Si forte que soit la tentation de l’amnésie culturelle, tout esprit honnête comprendra pourtant que le latin et le grec ont un avantage considérable à être des langues mortes, car elles nous obligent, par une tension de l’esprit sur les mots, la syntaxe, la construction du raisonnement, à remplacer notre volubilité et nos à-peu-près par la rigueur. L’attention est une chose capitale à développer chez les jeunes. Elle devient un jeu intellectuel, qui les amuse, qui parfois les exalte, et réussit. Cela étant, la précision n’est pas tout. Elle n’est qu’un chemin de connaissance, la véritable dimension des langues anciennes se déployant avec les idées et les mythes : le grec est un théâtre avec des personnages. Les épopées grecques et latines s’animent de caractères impérissables, incarnant des idéaux, des actions. La coupure de générations n’est donc pas sans appel. Tout, dans la vie, est question d’éducation, le désintérêt des jeunes ne venant que de ce qu’on leur dit : « Cela ne sert à rien, n’en faites pas. » Evidemment, il y a une crise. Mais je crois à la possibilité d’un sursaut. Des gens de bonne volonté, professeurs ou éducateurs, passionnés de langues anciennes et de littérature y aspirent. Je les ai rencontrés dans des associations, notamment dans les banlieues. Tout cela existe.

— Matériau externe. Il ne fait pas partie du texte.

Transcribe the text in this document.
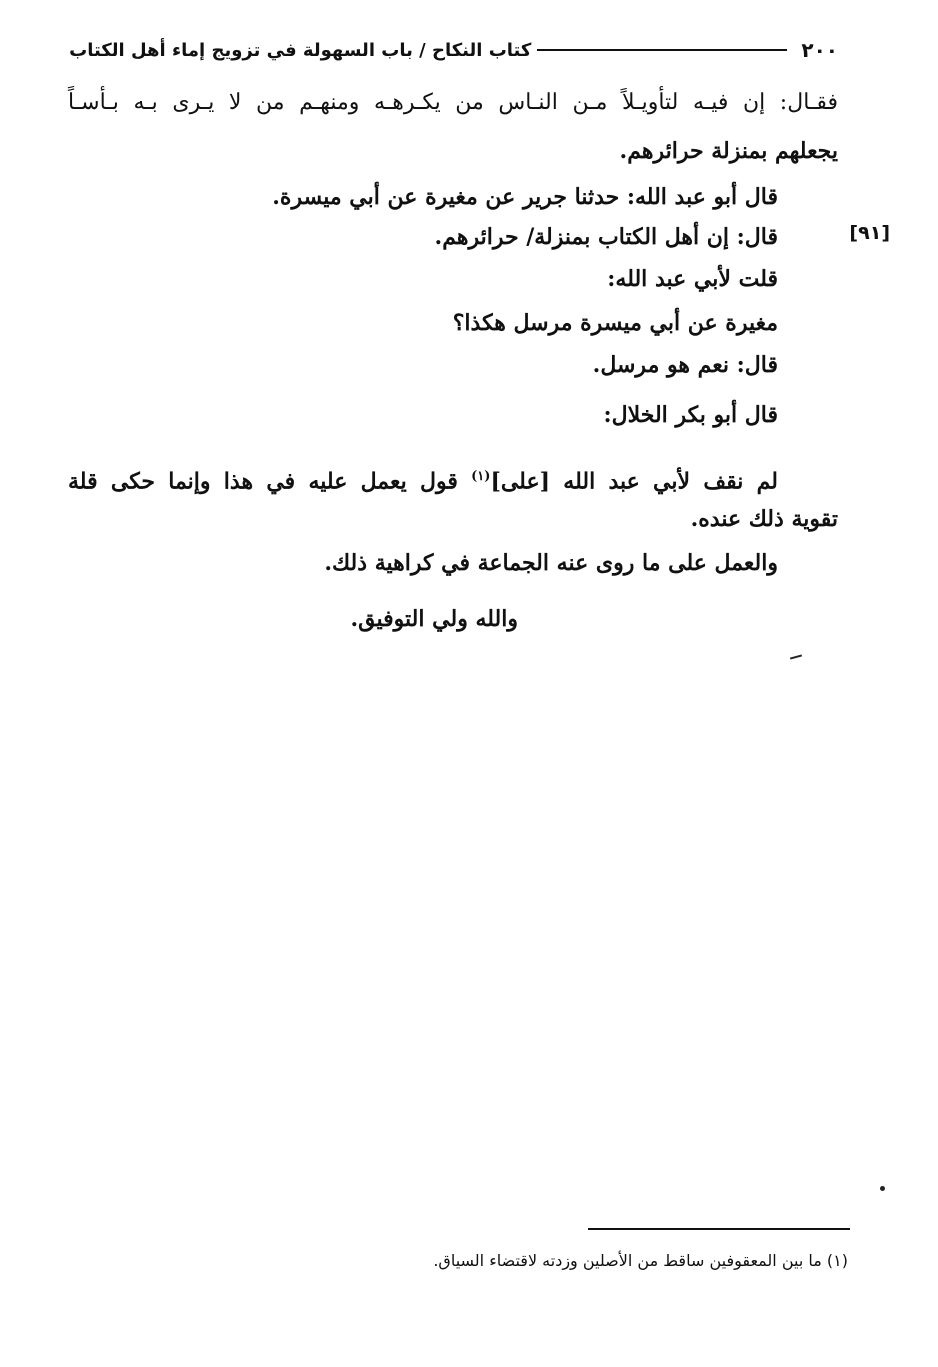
٢٠٠
كتاب النكاح / باب السهولة في تزويج إماء أهل الكتاب
[٩١]
فقـال: إن فيـه لتأويـلاً مـن النـاس من يكـرهـه ومنهـم من لا يـرى بـه بـأسـاً
يجعلهم بمنزلة حرائرهم.
قال أبو عبد الله: حدثنا جرير عن مغيرة عن أبي ميسرة.
قال: إن أهل الكتاب بمنزلة/ حرائرهم.
قلت لأبي عبد الله:
مغيرة عن أبي ميسرة مرسل هكذا؟
قال: نعم هو مرسل.
قال أبو بكر الخلال:
لم نقف لأبي عبد الله [على]$^{(١)}$ قول يعمل عليه في هذا وإنما حكى قلة
تقوية ذلك عنده.
والعمل على ما روى عنه الجماعة في كراهية ذلك.
والله ولي التوفيق.
(١) ما بين المعقوفين ساقط من الأصلين وزدته لاقتضاء السياق.
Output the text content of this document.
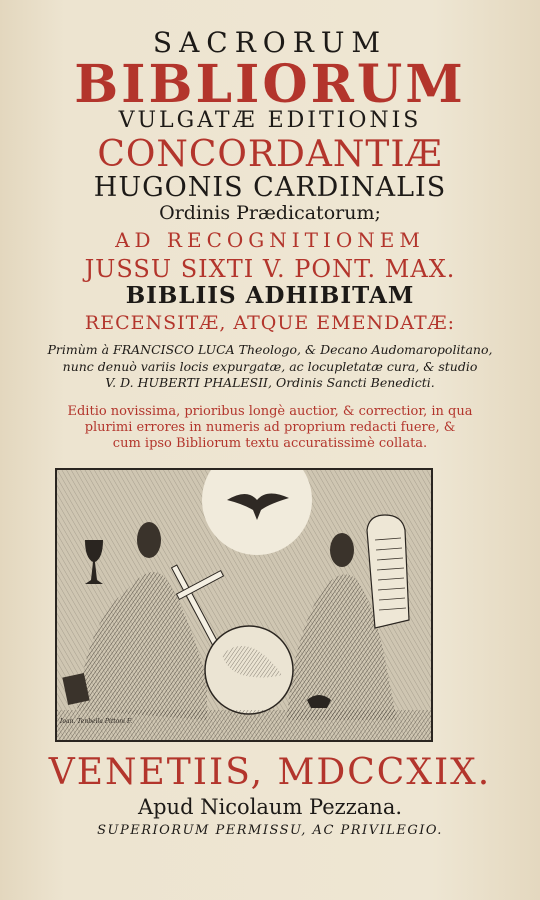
SACRORUM
BIBLIORUM
VULGATÆ EDITIONIS
CONCORDANTIÆ
HUGONIS CARDINALIS
Ordinis Prædicatorum;
AD RECOGNITIONEM
JUSSU SIXTI V. PONT. MAX.
BIBLIIS ADHIBITAM
RECENSITÆ, ATQUE EMENDATÆ:
Primùm à FRANCISCO LUCA Theologo, & Decano Audomaropolitano,
nunc denuò variis locis expurgatæ, ac locupletatæ cura, & studio
V. D. HUBERTI PHALESII, Ordinis Sancti Benedicti.
Editio novissima, prioribus longè auctior, & correctior, in qua
plurimi errores in numeris ad proprium redacti fuere, &
cum ipso Bibliorum textu accuratissimè collata.
Ioan. Tenbella Pittoni F.
VENETIIS, MDCCXIX.
Apud Nicolaum Pezzana.
SUPERIORUM PERMISSU, AC PRIVILEGIO.
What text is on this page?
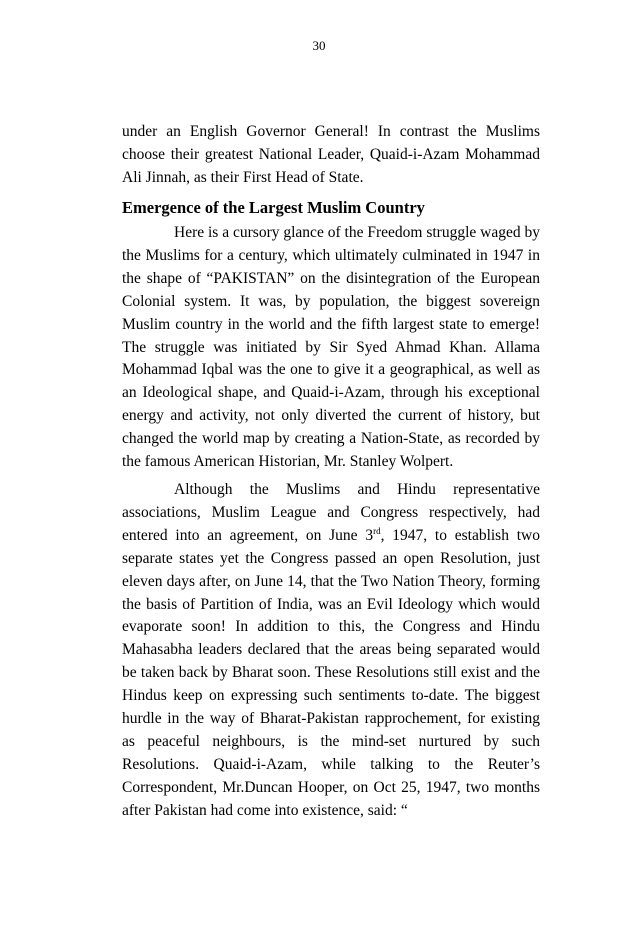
30

under an English Governor General! In contrast the Muslims choose their greatest National Leader, Quaid-i-Azam Mohammad Ali Jinnah, as their First Head of State.

Emergence of the Largest Muslim Country

Here is a cursory glance of the Freedom struggle waged by the Muslims for a century, which ultimately culminated in 1947 in the shape of “PAKISTAN” on the disintegration of the European Colonial system. It was, by population, the biggest sovereign Muslim country in the world and the fifth largest state to emerge! The struggle was initiated by Sir Syed Ahmad Khan. Allama Mohammad Iqbal was the one to give it a geographical, as well as an Ideological shape, and Quaid-i-Azam, through his exceptional energy and activity, not only diverted the current of history, but changed the world map by creating a Nation-State, as recorded by the famous American Historian, Mr. Stanley Wolpert.

Although the Muslims and Hindu representative associations, Muslim League and Congress respectively, had entered into an agreement, on June 3rd, 1947, to establish two separate states yet the Congress passed an open Resolution, just eleven days after, on June 14, that the Two Nation Theory, forming the basis of Partition of India, was an Evil Ideology which would evaporate soon! In addition to this, the Congress and Hindu Mahasabha leaders declared that the areas being separated would be taken back by Bharat soon. These Resolutions still exist and the Hindus keep on expressing such sentiments to-date. The biggest hurdle in the way of Bharat-Pakistan rapprochement, for existing as peaceful neighbours, is the mind-set nurtured by such Resolutions. Quaid-i-Azam, while talking to the Reuter’s Correspondent, Mr.Duncan Hooper, on Oct 25, 1947, two months after Pakistan had come into existence, said: “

Je travaille pour deux associations. La première, Sauvegarde des enseignements littéraires, oeuvre à maintenir tout ce qui nous paraît beau et bon, non pas une culture du passé, mais détachée du temps, que l’on trouve toute mêlée à nos modernes querelles. Vingt-cinq siècles après l’avènement de la démocratie athénienne, nous discutons encore de la démocratie et de la citoyenneté. Mon autre activité, qui rejoint la première, se déploie au sein de L’Elan nouveau des citoyens qui vise, par des rencontres, concours, échanges de lettres, etc., à promouvoir l’esprit civique et la participation. Est-il si prétentieux de lever les yeux et de chercher la beauté de la vie, d’y chercher un sens autre que l’avantage pécuniaire et la domination économique, de cultiver l’affection et la solidarité ? Chaque année, à l’Académie, nous avons un éloge de la vertu. Je sais, la vertu, cela fait ridicule, et la morale vous a un air périmé. Tous les mots s’usent. Il faut alors recourir à des presque synonymes... entraide, solidarité. Renonçant à toute bataille, je veux bien employer n’importe quel vocable, pour peu que j’y retrouve le sens de la beauté. Ainsi des textes grecs. Si des gens entendent parler des mythes grecs, des tragédies grecques, de la philosophie grecque, et cela, quelle qu’en soit la forme, alors, je suis contente.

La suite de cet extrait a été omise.